There are weekend retreats and weeknight classes that begin by looking at our confusion and discontent, how the ego is formed and sustained, tools for working with emotions and habitual patterns, learning to cultivate compassion and equanimity, and on and on. One can progress into week or month long retreats, and further and further advanced trainings and programs.
There is a progression in the practices and teachings in the same way that there is a progression from algebra to geometry to trigonometry and calculus. In the same way that you wouldn’t take calculus before algebra, in Buddhism you wouldn’t practice a vajrayana sadhana, usually, before you studied The Four Noble Truths.
So, in Buddhism, you participate in a ceremony called The Refuge Vow where you make a commitment—mainly to yourself, mainly to your own sanity—and you say this is the boat I am going to travel this vast ocean of consciousness. And you work with other more experienced members of the crew—sangha—and you learn the ropes, you learn how to catch a little wind in those sails, and after a while you look back at the port and realize that you have actually changed. You’re not the same person you once were.

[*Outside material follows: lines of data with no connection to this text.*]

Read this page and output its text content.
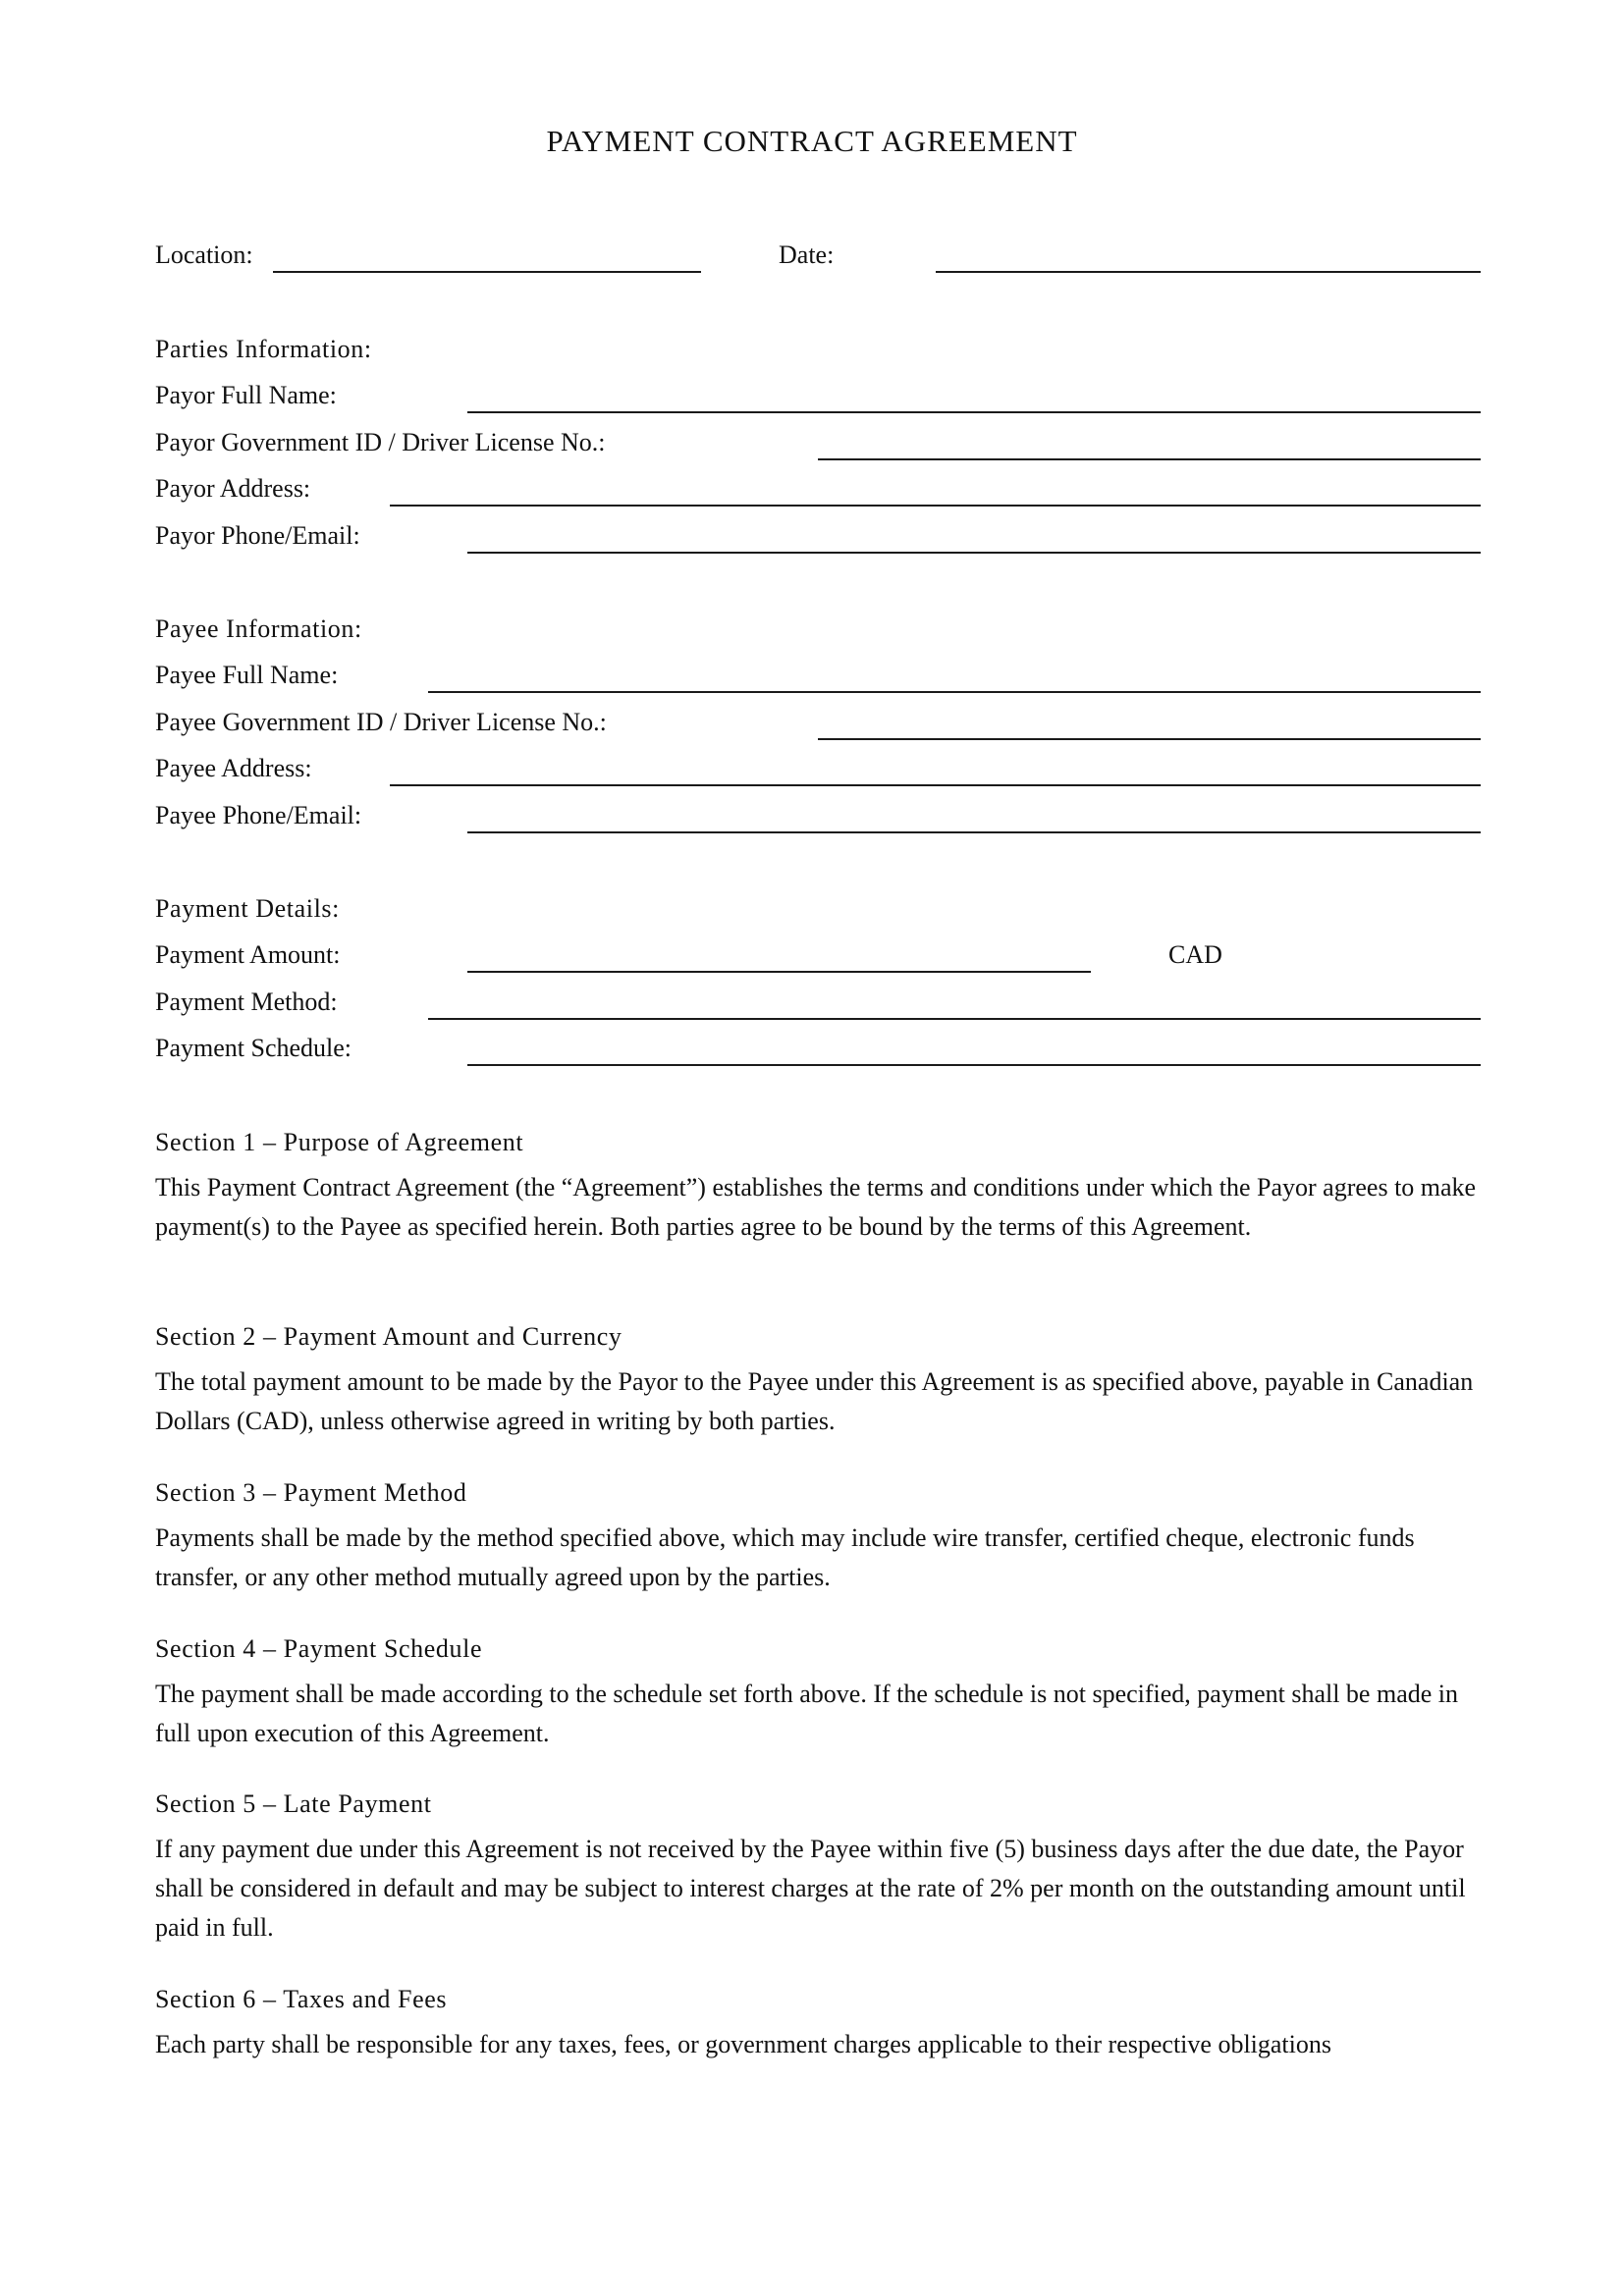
PAYMENT CONTRACT AGREEMENT
Location:	Date:
Parties Information:
Payor Full Name:
Payor Government ID / Driver License No.:
Payor Address:
Payor Phone/Email:
Payee Information:
Payee Full Name:
Payee Government ID / Driver License No.:
Payee Address:
Payee Phone/Email:
Payment Details:
Payment Amount:	CAD
Payment Method:
Payment Schedule:
Section 1 – Purpose of Agreement
This Payment Contract Agreement (the “Agreement”) establishes the terms and conditions under which the Payor agrees to make payment(s) to the Payee as specified herein. Both parties agree to be bound by the terms of this Agreement.
Section 2 – Payment Amount and Currency
The total payment amount to be made by the Payor to the Payee under this Agreement is as specified above, payable in Canadian Dollars (CAD), unless otherwise agreed in writing by both parties.
Section 3 – Payment Method
Payments shall be made by the method specified above, which may include wire transfer, certified cheque, electronic funds transfer, or any other method mutually agreed upon by the parties.
Section 4 – Payment Schedule
The payment shall be made according to the schedule set forth above. If the schedule is not specified, payment shall be made in full upon execution of this Agreement.
Section 5 – Late Payment
If any payment due under this Agreement is not received by the Payee within five (5) business days after the due date, the Payor shall be considered in default and may be subject to interest charges at the rate of 2% per month on the outstanding amount until paid in full.
Section 6 – Taxes and Fees
Each party shall be responsible for any taxes, fees, or government charges applicable to their respective obligations
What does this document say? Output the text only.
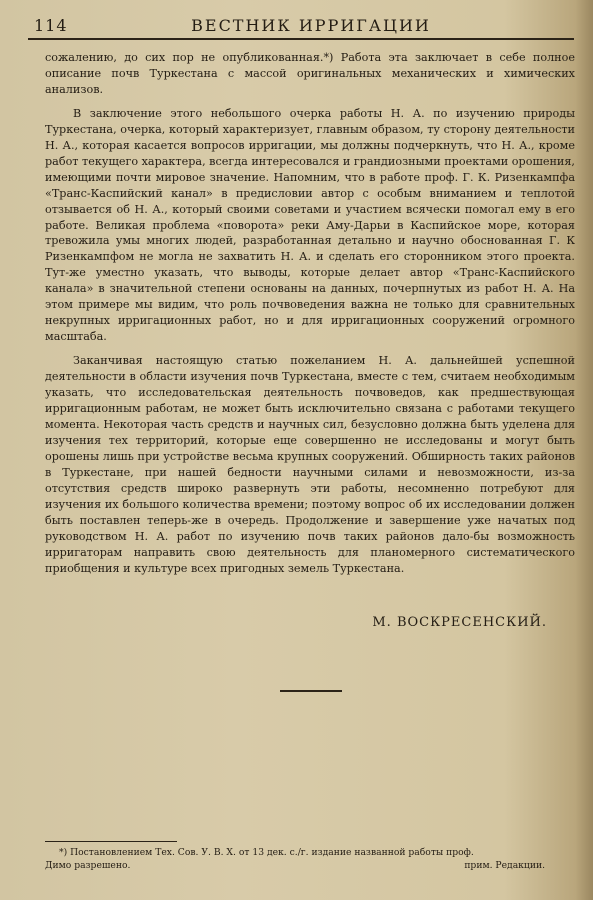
114	ВЕСТНИК ИРРИГАЦИИ

сожалению, до сих пор не опубликованная.*) Работа эта заключает в себе полное описание почв Туркестана с массой оригинальных механических и химических анализов.

В заключение этого небольшого очерка работы Н. А. по изучению природы Туркестана, очерка, который характеризует, главным образом, ту сторону деятельности Н. А., которая касается вопросов ирригации, мы должны подчеркнуть, что Н. А., кроме работ текущего характера, всегда интересовался и грандиозными проектами орошения, имеющими почти мировое значение. Напомним, что в работе проф. Г. К. Ризенкампфа «Транс-Каспийский канал» в предисловии автор с особым вниманием и теплотой отзывается об Н. А., который своими советами и участием всячески помогал ему в его работе. Великая проблема «поворота» реки Аму-Дарьи в Каспийское море, которая тревожила умы многих людей, разработанная детально и научно обоснованная Г. К Ризенкампфом не могла не захватить Н. А. и сделать его сторонником этого проекта. Тут-же уместно указать, что выводы, которые делает автор «Транс-Каспийского канала» в значительной степени основаны на данных, почерпнутых из работ Н. А. На этом примере мы видим, что роль почвоведения важна не только для сравнительных некрупных ирригационных работ, но и для ирригационных сооружений огромного масштаба.

Заканчивая настоящую статью пожеланием Н. А. дальнейшей успешной деятельности в области изучения почв Туркестана, вместе с тем, считаем необходимым указать, что исследовательская деятельность почвоведов, как предшествующая ирригационным работам, не может быть исключительно связана с работами текущего момента. Некоторая часть средств и научных сил, безусловно должна быть уделена для изучения тех территорий, которые еще совершенно не исследованы и могут быть орошены лишь при устройстве весьма крупных сооружений. Обширность таких районов в Туркестане, при нашей бедности научными силами и невозможности, из-за отсутствия средств широко развернуть эти работы, несомненно потребуют для изучения их большого количества времени; поэтому вопрос об их исследовании должен быть поставлен теперь-же в очередь. Продолжение и завершение уже начатых под руководством Н. А. работ по изучению почв таких районов дало-бы возможность ирригаторам направить свою деятельность для планомерного систематического приобщения и культуре всех пригодных земель Туркестана.

М. ВОСКРЕСЕНСКИЙ.
*) Постановлением Тех. Сов. У. В. Х. от 13 дек. с./г. издание названной работы проф.
Димо разрешено.	прим. Редакции.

So, that’s why I am a Buddhist. We take on the label—but we don’t need to make a big deal about it. We take refuge in the three jewels, seeing the Buddha as a model or example of a fully actualized human being, we commit to practicing the Buddha’s teachings (dharma), and to travel the path with the community of practitioners (sangha) who are also working on waking up from the delusion that prevents us from realizing who we really are.
I also recognize, of course, that there are many other worthy vessels (you also learn to beat metaphors to death, apparently) in which to cross the sea, and that others may be just fine, kind, and loving people and lead perfectly happy lives without ever choosing to take a journey like this. That’s wonderful too. Maybe some of us just need a little more help to get there.